I thought I'd add a link to a video discussion of this issue from the recent AUA meeting.
No Diagnosis, No TreatmentDrs. Vickers & Thompson said...
Dr. Thompson: We are moving into less overtreatment today, and so the question is, how do you reduce the amount of overtreatment? How do you take those people out of the equation? There are a couple of ways to do it. First, do your best to avoid finding inconsequential prostate cancer to begin with. Consider a man who is aged 55, white, with no family history, whose prostate-specific antigen (PSA) level goes from 0.5 ng/mL to 1.5 ng/mL, a common reason for a prostate biopsy. His PSA level is zooming up.
Dr. Vickers: The PSA velocity.
Dr. Thompson: Right. But we know that PSA levels go up and down and up and down. If you monitor it enough times, you will get a lot of prompts in these very low-risk men, in whom there may be a 10- to 20-fold greater likelihood that you will find an inconsequential prostate cancer, and a 1%-2% likelihood that you will find a consequential cancer. To that person, you might say, "We want to repeat your PSA level in 6 months or a year and then think about it again" On the flip side, the person who has a higher PSA level, and is older, black, and has a nodule, has much higher likelihood of an aggressive cancer. That man should be biopsied. Randomized trials say that you can make a difference in that man.
So, you don't biopsy the men who are most likely to be low risk to begin with. Biopsy the men who are high risk. Once you look to see what the pathology looks like, if it's really low risk (eg, low volume, Gleason score 3+3), the likelihood that you are going to make a difference is extremely low.
Dr. Vickers: We avoid overtreatment if we don't find the disease in the first place. Then, we don't need to overtreat. Many of the guidelines used to say, "Here is when you should biopsy a man: if he has a high PSA level, a low free:total ratio, a family history, a positive digital rectal examination (DRE), or a recent change in PSA (a high PSA velocity)." There were lots of reasons to biopsy a man. Now, let's restrict that. Let's only biopsy a man if we have a very good reason to. Then, we are not going to pick up these inconsequential cancers and a man won't be at risk for overtreatment because he won't have prostate cancer detected.
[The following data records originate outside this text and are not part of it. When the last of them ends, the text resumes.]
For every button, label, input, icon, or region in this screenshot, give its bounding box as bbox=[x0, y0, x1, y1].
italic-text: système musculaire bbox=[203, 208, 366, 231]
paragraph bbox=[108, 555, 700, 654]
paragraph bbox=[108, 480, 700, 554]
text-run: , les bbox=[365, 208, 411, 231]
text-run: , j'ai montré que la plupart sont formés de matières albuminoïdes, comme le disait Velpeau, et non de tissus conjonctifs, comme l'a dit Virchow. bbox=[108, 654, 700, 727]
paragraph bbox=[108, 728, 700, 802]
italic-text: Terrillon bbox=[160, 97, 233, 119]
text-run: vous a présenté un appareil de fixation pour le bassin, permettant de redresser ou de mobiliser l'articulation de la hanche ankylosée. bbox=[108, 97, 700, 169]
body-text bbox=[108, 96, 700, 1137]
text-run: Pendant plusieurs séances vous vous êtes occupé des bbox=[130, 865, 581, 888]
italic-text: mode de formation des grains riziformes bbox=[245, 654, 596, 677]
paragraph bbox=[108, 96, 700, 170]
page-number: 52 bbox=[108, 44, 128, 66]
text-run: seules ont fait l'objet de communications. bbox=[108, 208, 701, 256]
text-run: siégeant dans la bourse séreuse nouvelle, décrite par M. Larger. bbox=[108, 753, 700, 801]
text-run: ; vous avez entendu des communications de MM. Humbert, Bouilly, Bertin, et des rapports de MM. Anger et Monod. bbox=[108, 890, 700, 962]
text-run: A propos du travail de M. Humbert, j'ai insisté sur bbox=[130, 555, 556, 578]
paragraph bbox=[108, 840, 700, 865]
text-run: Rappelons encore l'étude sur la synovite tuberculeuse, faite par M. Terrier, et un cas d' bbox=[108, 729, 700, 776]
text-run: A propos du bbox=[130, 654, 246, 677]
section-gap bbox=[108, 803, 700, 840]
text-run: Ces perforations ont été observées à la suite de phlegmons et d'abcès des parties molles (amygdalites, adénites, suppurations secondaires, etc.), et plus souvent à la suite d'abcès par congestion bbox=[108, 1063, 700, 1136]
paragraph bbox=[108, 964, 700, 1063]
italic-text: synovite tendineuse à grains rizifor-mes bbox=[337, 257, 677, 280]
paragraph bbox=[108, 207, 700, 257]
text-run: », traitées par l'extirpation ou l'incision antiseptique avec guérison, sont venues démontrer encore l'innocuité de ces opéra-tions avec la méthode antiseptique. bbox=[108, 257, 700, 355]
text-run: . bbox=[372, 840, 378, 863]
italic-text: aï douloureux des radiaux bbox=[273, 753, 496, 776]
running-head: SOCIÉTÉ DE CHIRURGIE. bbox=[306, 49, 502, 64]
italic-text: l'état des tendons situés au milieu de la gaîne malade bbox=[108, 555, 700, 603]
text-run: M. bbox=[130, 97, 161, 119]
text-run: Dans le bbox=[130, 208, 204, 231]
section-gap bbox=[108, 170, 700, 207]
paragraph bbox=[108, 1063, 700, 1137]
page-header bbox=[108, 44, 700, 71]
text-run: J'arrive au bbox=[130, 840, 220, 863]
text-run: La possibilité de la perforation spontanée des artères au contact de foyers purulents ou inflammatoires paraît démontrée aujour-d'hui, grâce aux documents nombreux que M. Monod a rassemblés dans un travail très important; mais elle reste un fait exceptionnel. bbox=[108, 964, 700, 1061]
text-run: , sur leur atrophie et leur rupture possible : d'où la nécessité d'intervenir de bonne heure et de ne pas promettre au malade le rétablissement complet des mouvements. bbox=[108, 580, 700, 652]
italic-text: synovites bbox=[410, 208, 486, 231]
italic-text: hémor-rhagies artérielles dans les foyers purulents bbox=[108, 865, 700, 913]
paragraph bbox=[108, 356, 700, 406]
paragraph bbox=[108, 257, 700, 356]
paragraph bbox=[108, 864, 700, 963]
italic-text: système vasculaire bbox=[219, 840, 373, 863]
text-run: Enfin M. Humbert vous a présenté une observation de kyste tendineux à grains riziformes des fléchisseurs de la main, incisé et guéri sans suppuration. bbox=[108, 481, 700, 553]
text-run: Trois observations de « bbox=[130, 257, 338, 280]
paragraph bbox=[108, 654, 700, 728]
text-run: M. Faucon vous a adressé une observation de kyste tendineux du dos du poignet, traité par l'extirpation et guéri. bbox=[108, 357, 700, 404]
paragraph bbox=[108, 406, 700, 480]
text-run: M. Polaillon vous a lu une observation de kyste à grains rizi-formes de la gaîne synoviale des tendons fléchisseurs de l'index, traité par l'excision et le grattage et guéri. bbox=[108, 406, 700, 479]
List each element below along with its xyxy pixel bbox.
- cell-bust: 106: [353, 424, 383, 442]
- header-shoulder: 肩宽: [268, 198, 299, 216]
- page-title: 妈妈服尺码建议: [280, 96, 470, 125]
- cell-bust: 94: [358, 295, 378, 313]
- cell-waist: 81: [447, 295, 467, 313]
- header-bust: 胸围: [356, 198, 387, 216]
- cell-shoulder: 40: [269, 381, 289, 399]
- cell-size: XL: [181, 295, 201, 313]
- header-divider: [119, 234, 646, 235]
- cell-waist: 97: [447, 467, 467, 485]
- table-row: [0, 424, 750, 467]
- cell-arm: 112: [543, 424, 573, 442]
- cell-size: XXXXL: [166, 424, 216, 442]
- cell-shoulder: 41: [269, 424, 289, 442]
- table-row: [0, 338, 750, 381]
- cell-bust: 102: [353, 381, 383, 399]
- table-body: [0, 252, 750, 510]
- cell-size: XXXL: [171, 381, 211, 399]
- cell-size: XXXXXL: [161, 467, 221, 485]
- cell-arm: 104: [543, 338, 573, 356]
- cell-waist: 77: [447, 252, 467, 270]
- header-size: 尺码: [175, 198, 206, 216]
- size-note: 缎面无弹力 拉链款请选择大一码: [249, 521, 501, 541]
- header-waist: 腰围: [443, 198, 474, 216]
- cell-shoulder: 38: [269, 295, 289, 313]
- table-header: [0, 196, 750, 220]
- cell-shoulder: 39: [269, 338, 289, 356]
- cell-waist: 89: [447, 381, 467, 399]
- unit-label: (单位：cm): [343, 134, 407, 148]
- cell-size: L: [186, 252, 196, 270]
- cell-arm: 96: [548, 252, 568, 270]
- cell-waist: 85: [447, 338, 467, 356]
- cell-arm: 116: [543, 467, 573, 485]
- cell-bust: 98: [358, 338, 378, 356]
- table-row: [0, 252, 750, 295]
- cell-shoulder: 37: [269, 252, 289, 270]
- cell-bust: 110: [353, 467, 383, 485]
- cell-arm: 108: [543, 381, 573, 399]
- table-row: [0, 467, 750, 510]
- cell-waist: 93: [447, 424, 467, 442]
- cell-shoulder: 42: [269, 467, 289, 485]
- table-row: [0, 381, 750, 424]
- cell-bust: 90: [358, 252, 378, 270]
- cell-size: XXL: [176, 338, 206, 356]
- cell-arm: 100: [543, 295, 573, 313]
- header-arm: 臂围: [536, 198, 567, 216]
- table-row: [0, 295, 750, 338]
Dr. Thompson: The classic example is the man who is referred to the urologist with a prostate nodule. You can feel it, and he's young. He's white, and his PSA level is 0.5 ng/mL. His likelihood of an aggressive prostate cancer is 1%. The likelihood of finding inconsequential prostate cancer is 20%-25%. The likelihood of net harm is high. If you are on active surveillance for low-risk prostate cancer, it's not fun. You undergo repetitive biopsies and PSA levels. You are labeled, you are anxious, and you are a "cancer survivor." We do lots of things, and it costs just as much as many of the usual treatments. It's a net harm. You want to biopsy the man who has a greater likelihood of an aggressive cancer. We are pretty good at it. We can predict it.